I don’t know if it’s Spring…which is quite glorious here in the Carolinas…or if the fog of my soul is lifting…or both, but I have felt some better in recent days. I also leave for vacation in T-minus six days and counting. That may also have A LOT to do with it. I have also been dredging deeply into what has been unnerving me for the last several months. Like I said before, it’s situations. I don’t roll well with adverse situations. Some people get a thrill off of dealing with challenges, but me being an ISTJ on the Meyer’s-Briggs Personality Profile would rather that everything float along smoothly and that everybody follow the rules.
I don’t like it when people don’t follow the rules. I’m so logical that when I read rules I follow them and automatically assume that everyone else will too.
So, does that tell you why I walk through my life almost constantly FRUSTRATED? Because people sure don’t like to follow the rules anymore.
I also think that because I follow the rules people are going to rise up and call me blessed, and that God will give me all the rewards I deserve, because I am a good girl who…while not perfect…at least tries her darnedest to do right.
If you read the description for ISTJs you know that one our flaws is having expectations which are on the high side. That’s me…right here…Ms. High Expectations. I could be the poster child.
So, here I sit at forty and find that I’m frustrated and disillusioned with everyone and everything…and I hate to say that sometimes God gets lumped into all of that.
This morning my pastor was preaching on having your eyes on the wrong things, being too self centered, and how Christian Americans are even more prone to those things than secular or non-Christian folks. Most of us tend to take every attack on Christian values as being personal when the attack is on God himself. It really made me think.
These last several months I have seen many people not playing by the rules, Christians being very unchristian, and people who I perceive are being blessed even though they have behaved very badly.
The worst part of it all is that I’ve taken it personally when it’s not about me at all. It’s about God and how he’s working…even though downright evil folks…to advance His Kingdom. If you look at everything happening in the world through self-centered eyes then you are going to see all the bad things and think God has lost control, or equally as bad, that God is somehow picking on you.
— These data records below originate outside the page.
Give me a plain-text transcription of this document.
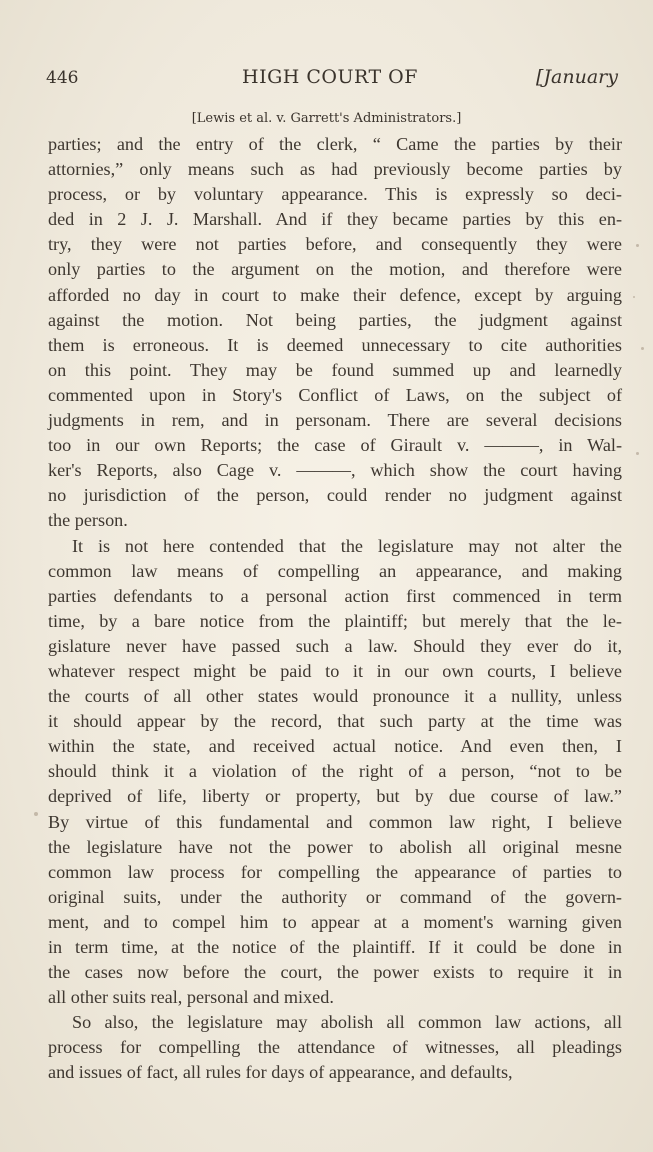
446	HIGH COURT OF	[January
[Lewis et al. v. Garrett's Administrators.]
parties; and the entry of the clerk, “ Came the parties by their
attornies,” only means such as had previously become parties by
process, or by voluntary appearance. This is expressly so deci-
ded in 2 J. J. Marshall. And if they became parties by this en-
try, they were not parties before, and consequently they were
only parties to the argument on the motion, and therefore were
afforded no day in court to make their defence, except by arguing
against the motion. Not being parties, the judgment against
them is erroneous. It is deemed unnecessary to cite authorities
on this point. They may be found summed up and learnedly
commented upon in Story's Conflict of Laws, on the subject of
judgments in rem, and in personam. There are several decisions
too in our own Reports; the case of Girault v. ———, in Wal-
ker's Reports, also Cage v. ———, which show the court having
no jurisdiction of the person, could render no judgment against
the person.
It is not here contended that the legislature may not alter the
common law means of compelling an appearance, and making
parties defendants to a personal action first commenced in term
time, by a bare notice from the plaintiff; but merely that the le-
gislature never have passed such a law. Should they ever do it,
whatever respect might be paid to it in our own courts, I believe
the courts of all other states would pronounce it a nullity, unless
it should appear by the record, that such party at the time was
within the state, and received actual notice. And even then, I
should think it a violation of the right of a person, “not to be
deprived of life, liberty or property, but by due course of law.”
By virtue of this fundamental and common law right, I believe
the legislature have not the power to abolish all original mesne
common law process for compelling the appearance of parties to
original suits, under the authority or command of the govern-
ment, and to compel him to appear at a moment's warning given
in term time, at the notice of the plaintiff. If it could be done in
the cases now before the court, the power exists to require it in
all other suits real, personal and mixed.
So also, the legislature may abolish all common law actions, all
process for compelling the attendance of witnesses, all pleadings
and issues of fact, all rules for days of appearance, and defaults,
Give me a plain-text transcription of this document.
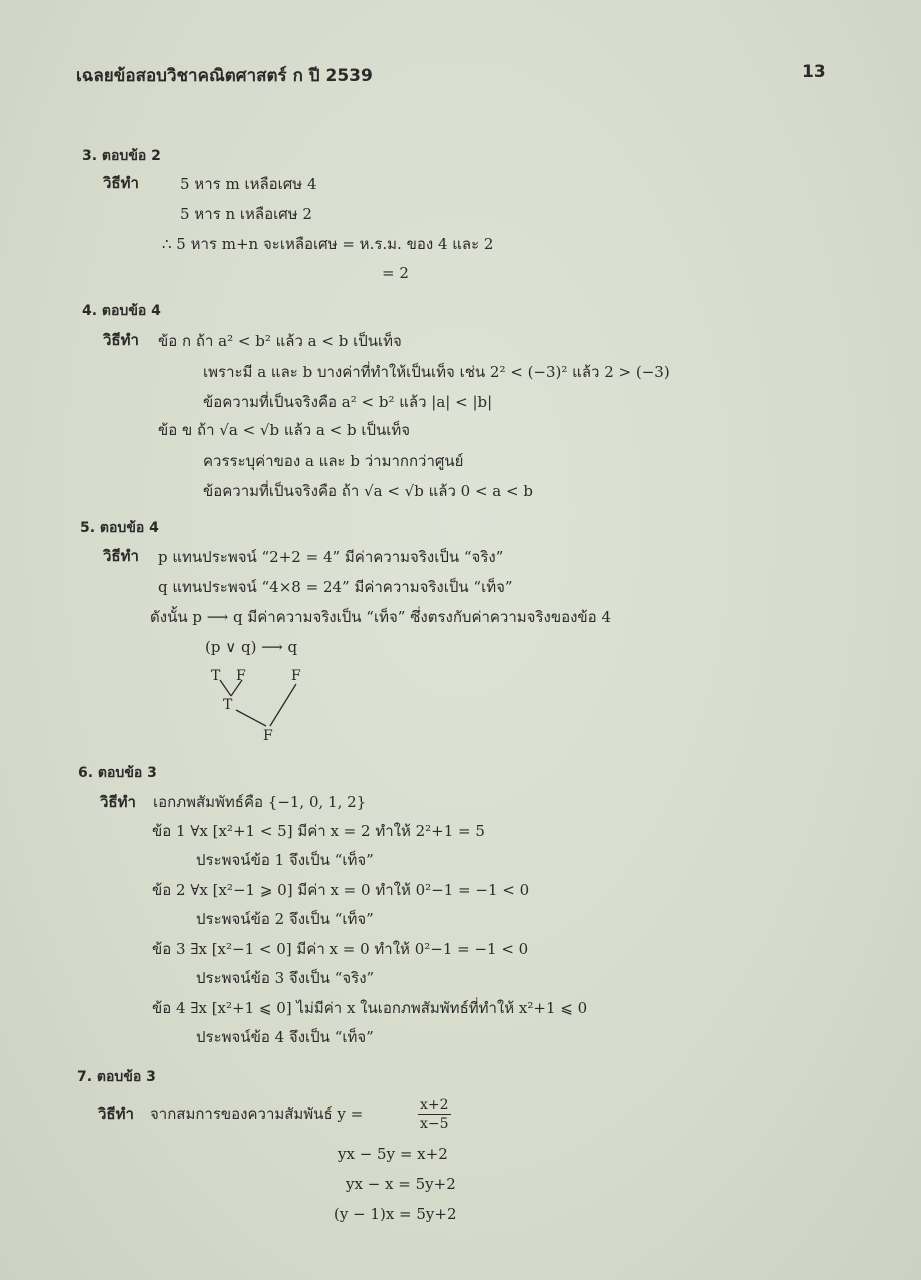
เฉลยข้อสอบวิชาคณิตศาสตร์ ก ปี 2539	13
3. ตอบข้อ 2
วิธีทำ	5 หาร m เหลือเศษ 4
5 หาร n เหลือเศษ 2
∴ 5 หาร m+n จะเหลือเศษ = ห.ร.ม. ของ 4 และ 2
= 2
4. ตอบข้อ 4
วิธีทำ ข้อ ก ถ้า a² < b² แล้ว a < b เป็นเท็จ
เพราะมี a และ b บางค่าที่ทำให้เป็นเท็จ เช่น 2² < (−3)² แล้ว 2 > (−3)
ข้อความที่เป็นจริงคือ a² < b² แล้ว |a| < |b|
ข้อ ข ถ้า √a < √b แล้ว a < b เป็นเท็จ
ควรระบุค่าของ a และ b ว่ามากกว่าศูนย์
ข้อความที่เป็นจริงคือ ถ้า √a < √b แล้ว 0 < a < b
5. ตอบข้อ 4
วิธีทำ p แทนประพจน์ “2+2 = 4” มีค่าความจริงเป็น “จริง”
q แทนประพจน์ “4×8 = 24” มีค่าความจริงเป็น “เท็จ”
ดังนั้น p ⟶ q มีค่าความจริงเป็น “เท็จ” ซึ่งตรงกับค่าความจริงของข้อ 4
(p ∨ q) ⟶ q
T F	F
T
F
6. ตอบข้อ 3
วิธีทำ เอกภพสัมพัทธ์คือ {−1, 0, 1, 2}
ข้อ 1 ∀x [x²+1 < 5] มีค่า x = 2 ทำให้ 2²+1 = 5
ประพจน์ข้อ 1 จึงเป็น “เท็จ”
ข้อ 2 ∀x [x²−1 ⩾ 0] มีค่า x = 0 ทำให้ 0²−1 = −1 < 0
ประพจน์ข้อ 2 จึงเป็น “เท็จ”
ข้อ 3 ∃x [x²−1 < 0] มีค่า x = 0 ทำให้ 0²−1 = −1 < 0
ประพจน์ข้อ 3 จึงเป็น “จริง”
ข้อ 4 ∃x [x²+1 ⩽ 0] ไม่มีค่า x ในเอกภพสัมพัทธ์ที่ทำให้ x²+1 ⩽ 0
ประพจน์ข้อ 4 จึงเป็น “เท็จ”
7. ตอบข้อ 3
วิธีทำ จากสมการของความสัมพันธ์ y =	$\frac{x+2}{x-5}$
yx − 5y = x+2
yx − x = 5y+2
(y − 1)x = 5y+2
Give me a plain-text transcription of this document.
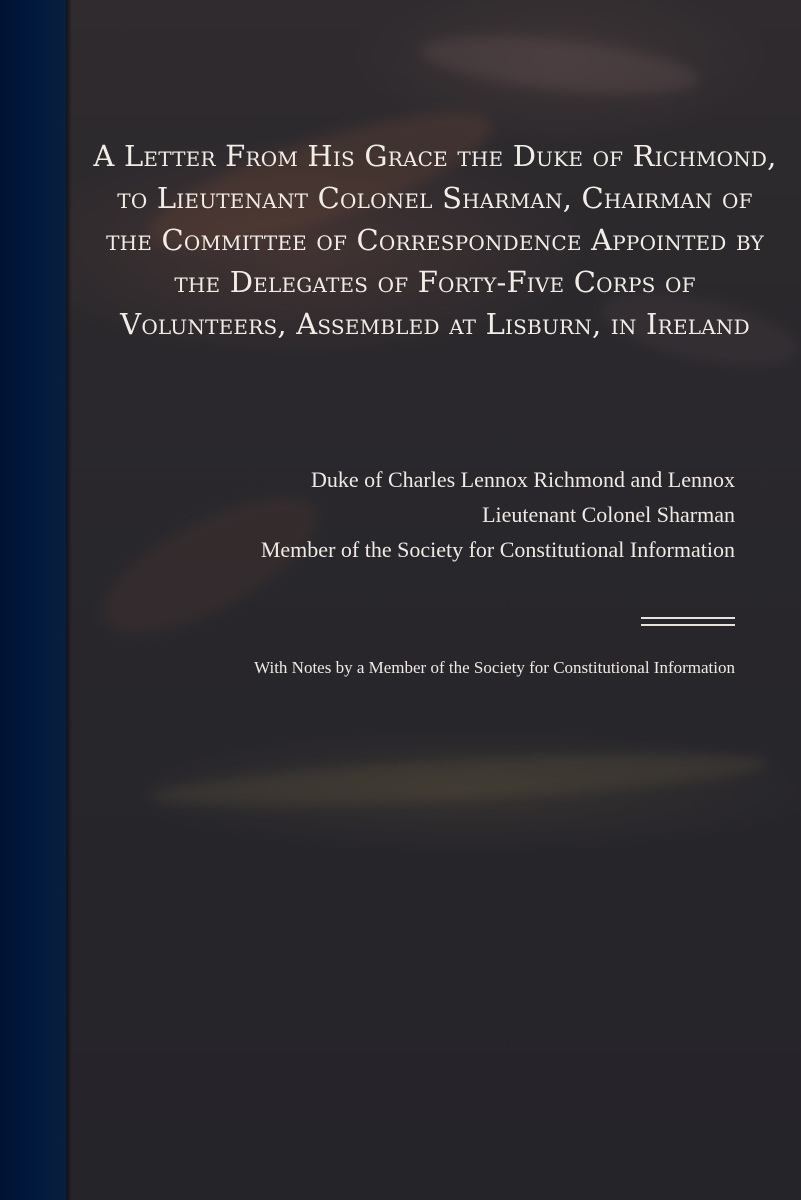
A Letter From His Grace the Duke of Richmond, to Lieutenant Colonel Sharman, Chairman of the Committee of Correspondence Appointed by the Delegates of Forty-Five Corps of Volunteers, Assembled at Lisburn, in Ireland
Duke of Charles Lennox Richmond and Lennox
Lieutenant Colonel Sharman
Member of the Society for Constitutional Information

With Notes by a Member of the Society for Constitutional Information
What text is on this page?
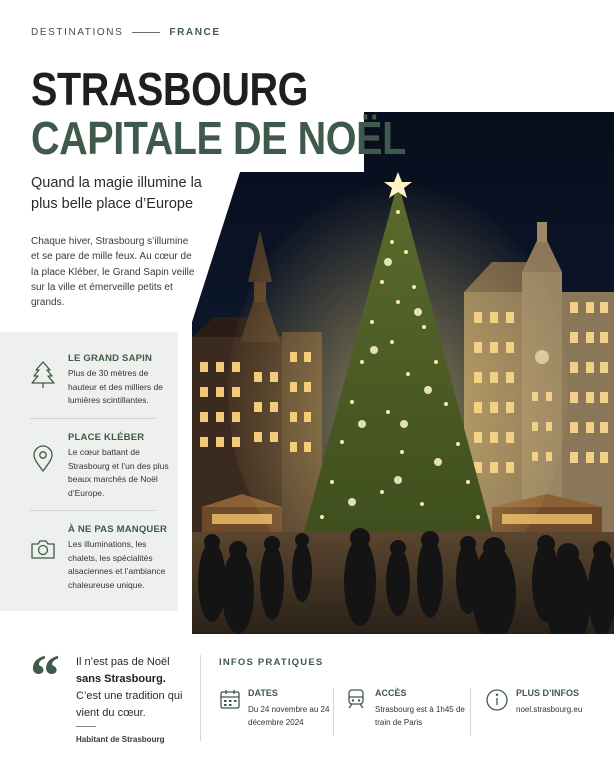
DESTINATIONS	FRANCE
STRASBOURG
CAPITALE DE NOËL
Quand la magie illumine la plus belle place d’Europe
Chaque hiver, Strasbourg s’illumine et se pare de mille feux. Au cœur de la place Kléber, le Grand Sapin veille sur la ville et émerveille petits et grands.
LE GRAND SAPIN
Plus de 30 mètres de hauteur et des milliers de lumières scintillantes.
PLACE KLÉBER
Le cœur battant de Strasbourg et l’un des plus beaux marchés de Noël d’Europe.
À NE PAS MANQUER
Les illuminations, les chalets, les spécialités alsaciennes et l’ambiance chaleureuse unique.
“ Il n’est pas de Noël
sans Strasbourg.
C’est une tradition qui vient du cœur.
Habitant de Strasbourg
INFOS PRATIQUES
DATES
Du 24 novembre au 24 décembre 2024
ACCÈS
Strasbourg est à 1h45 de train de Paris
PLUS D’INFOS
noel.strasbourg.eu
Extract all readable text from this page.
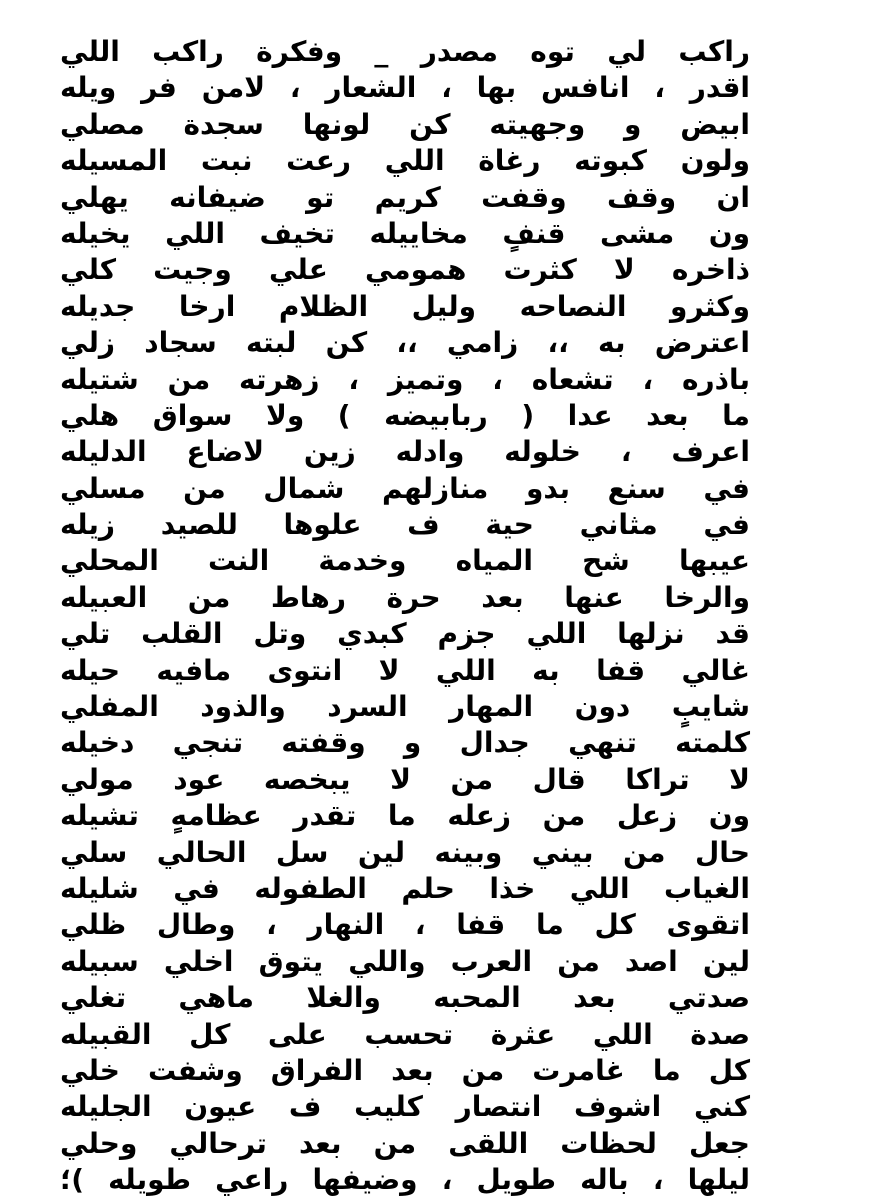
راكب لي توه مصدر _ وفكرة راكب اللي
اقدر ، انافس بها ، الشعار ، لامن فر ويله
ابيض و وجهيته كن لونها سجدة مصلي
ولون كبوته رغاة اللي رعت نبت المسيله
ان وقف وقفت كريم تو ضيفانه يهلي
ون مشى قنفٍ مخاييله تخيف اللي يخيله
ذاخره لا كثرت همومي علي وجيت كلي
وكثرو النصاحه وليل الظلام ارخا جديله
اعترض به ،، زامي ،، كن لبته سجاد زلي
باذره ، تشعاه ، وتميز ، زهرته من شتيله
ما بعد عدا ( ربابيضه ) ولا سواق هلي
اعرف ، خلوله وادله زين لاضاع الدليله
في سنع بدو منازلهم شمال من مسلي
في مثاني حية ف علوها للصيد زيله
عيبها شح المياه وخدمة النت المحلي
والرخا عنها بعد حرة رهاط من العبيله
قد نزلها اللي جزم كبدي وتل القلب تلي
غالي قفا به اللي لا انتوى مافيه حيله
شايبٍ دون المهار السرد والذود المفلي
كلمته تنهي جدال و وقفته تنجي دخيله
لا تراكا قال من لا يبخصه عود مولي
ون زعل من زعله ما تقدر عظامهٍ تشيله
حال من بيني وبينه لين سل الحالي سلي
الغياب اللي خذا حلم الطفوله في شليله
اتقوى كل ما قفا ، النهار ، وطال ظلي
لين اصد من العرب واللي يتوق اخلي سبيله
صدتي بعد المحبه والغلا ماهي تغلي
صدة اللي عثرة تحسب على كل القبيله
كل ما غامرت من بعد الفراق وشفت خلي
كني اشوف انتصار كليب ف عيون الجليله
جعل لحظات اللقى من بعد ترحالي وحلي
ليلها ، باله طويل ، وضيفها راعي طويله )؛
That, my friends, has been my sin. The sin of self-centered-ness and anger and the egocentric thinking that everything that has happened in the last few months has been directed or aimed at me personally.
I leave you with some verses (Actually a whole Psalm…Psalm 2) to think about. This is the scripture my pastor used today which read in the context of what is happening in the world today is very eye-opening:
Psalm 2 (New International Version)
1 Why do the nations conspire
and the peoples plot in vain?
2 The kings of the earth take their stand
and the rulers gather together
against the LORD
and against his Anointed One. [b]
3 “Let us break their chains,” they say,
“and throw off their fetters.”
4 The One enthroned in heaven laughs;
the Lord scoffs at them.
5 Then he rebukes them in his anger
and terrifies them in his wrath, saying,
6 “I have installed my King [c]
on Zion, my holy hill.”
7 I will proclaim the decree of the LORD :
He said to me, “You are my Son [d] ;
today I have become your Father. [e]
8 Ask of me,
and I will make the nations your inheritance,
the ends of the earth your possession.
9 You will rule them with an iron scepter [f] ;
you will dash them to pieces like pottery.”
10 Therefore, you kings, be wise;
be warned, you rulers of the earth.
11 Serve the LORD with fear
and rejoice with trembling.
12 Kiss the Son, lest he be angry
and you be destroyed in your way,
for his wrath can flare up in a moment.
Blessed are all who take refuge in him.